Nous savons tous que si nos patients avaient vraiment de la chance, ils ne seraient tout simplement pas nos patients. Mais il est difficile de ne pas penser que tel patient a de la chance et tel autre n’en a pas. J’ai deux patients qui ont été évacués de Carnot avec des blessures par balle similaires en bas de la jambe et des fractures ouvertes du tibia. On les a tous deux équipés de fixateurs externes pour stabiliser l’os et lui permettre de se reconstituer. Celui qui a de la chance a une trentaine d’années. Nous avons pu recouvrir son os avec du muscle grâce à ce qu’on appelle un lambeau de soléaire (ou plus précisément un lambeau d’hémi-soléaire inversé). Cette semaine, on va lui greffer de la peau sur ce lambeau, et on va complètement fermer sa blessure. Celui qui n’a pas de chance a 19 ans. Sa fracture n’était pas aussi grave, mais dans l’explosion, il a perdu la majorité des muscles et des tendons derrière l’os. Il lui manque la majeure partie du gastrocnémien et du soléaire, les changements de pansements sont donc plus importants et plus douloureux, et il y a de fortes chances qu’il ne guérisse pas et qu’il faille l’amputer.
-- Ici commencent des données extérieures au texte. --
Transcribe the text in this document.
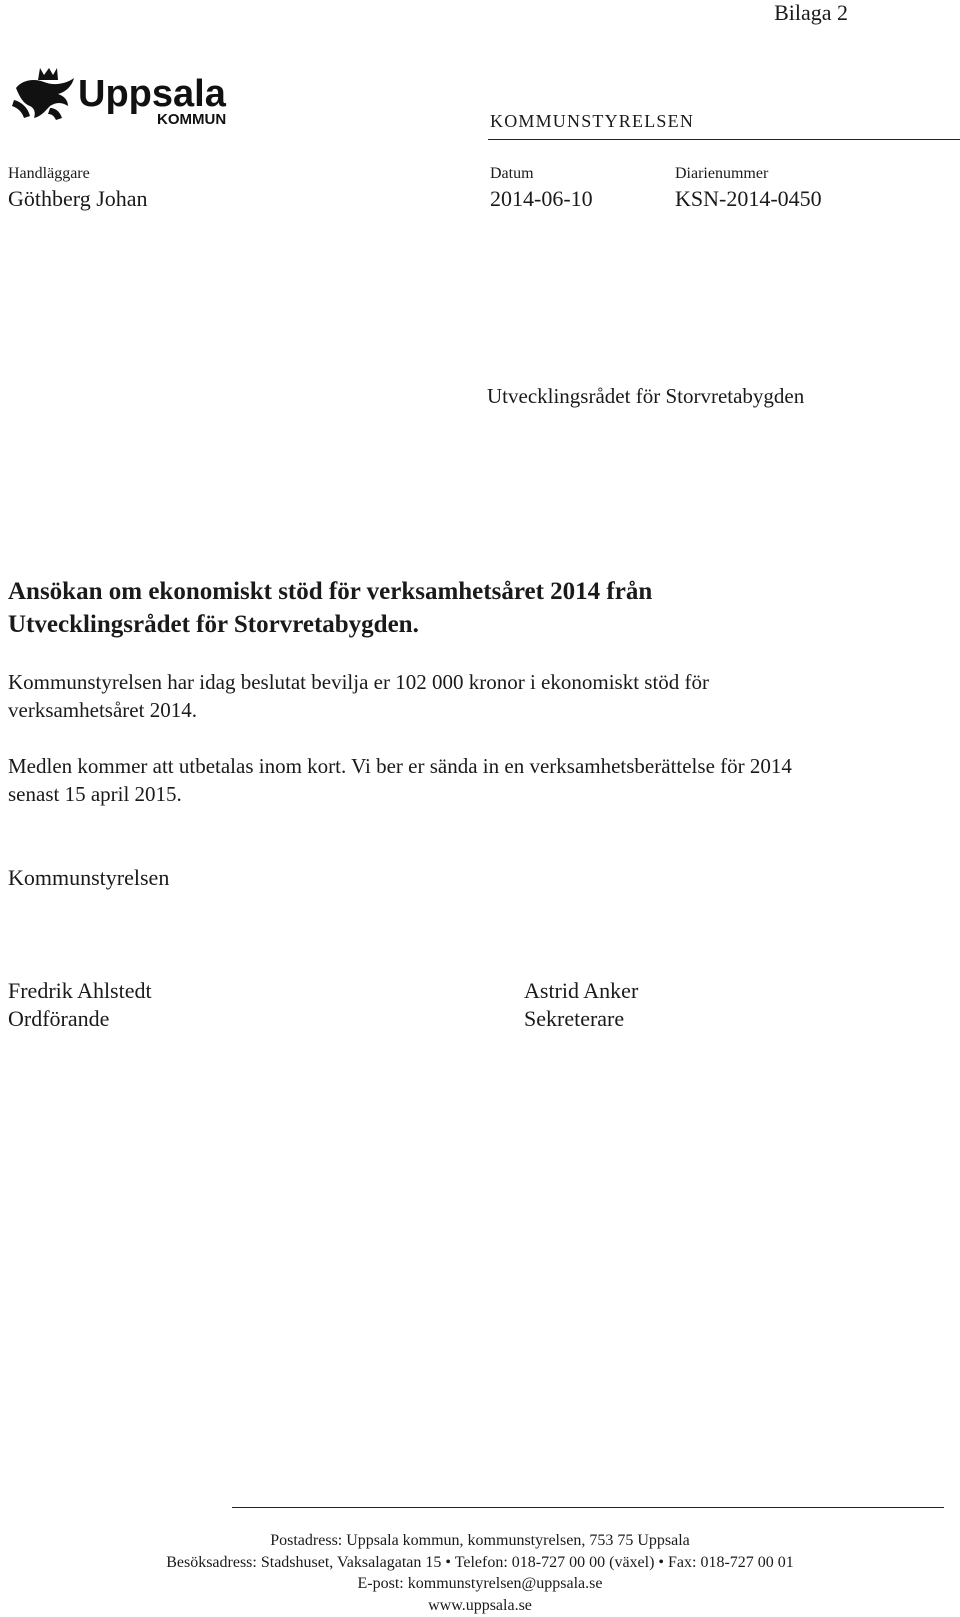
Bilaga 2
Uppsala
KOMMUN	KOMMUNSTYRELSEN
Handläggare
Göthberg Johan
Datum
2014-06-10
Diarienummer
KSN-2014-0450
Utvecklingsrådet för Storvretabygden
Ansökan om ekonomiskt stöd för verksamhetsåret 2014 från
Utvecklingsrådet för Storvretabygden.
Kommunstyrelsen har idag beslutat bevilja er 102 000 kronor i ekonomiskt stöd för
verksamhetsåret 2014.
Medlen kommer att utbetalas inom kort. Vi ber er sända in en verksamhetsberättelse för 2014
senast 15 april 2015.
Kommunstyrelsen
Fredrik Ahlstedt
Ordförande
Astrid Anker
Sekreterare
Postadress: Uppsala kommun, kommunstyrelsen, 753 75 Uppsala
Besöksadress: Stadshuset, Vaksalagatan 15 • Telefon: 018-727 00 00 (växel) • Fax: 018-727 00 01
E-post: kommunstyrelsen@uppsala.se
www.uppsala.se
La chance est toujours relative, et plus encore dans un service de traumatologie. En tant que chirurgien, je suis convaincu qu’on crée en bonne partie sa chance, en effectuant un diagnostic précis, en faisant attention au moindre détail au bloc tout en restant rapide et efficace, et en surveillant attentivement les problèmes qui peuvent survenir après l’opération : il vaut mieux les prendre en charge rapidement. En tant que personne, je suis un peu plus fataliste. Je sais que j’ai déjà été bien chanceux dans ma vie, et que ma chance peut aussi bien tourner court sur l’autoroute glissante de pluie de Seattle à l’heure de pointe qu’à Bangui ou à Carnot avec MSF. Mais même le meilleur chirurgien peut connaître des complications, que ce soit à cause d’une blessure qu’il n’a pas remarquée, d’une hémorragie inattendue après une opération ou tout simplement parce que le patient ne s’en sort pas. Et le plus attentif d’entre nous peut très bien se trouver au mauvais endroit, au mauvais moment.

Aujourd’hui, je suis extrêmement reconnaissant de ma bonne fortune, et je pense être le deuxième homme le plus chanceux de Bangui. Pourquoi le deuxième ? Je ne voudrais pas tenter le sort en affirmant être le premier. Je touche du bois.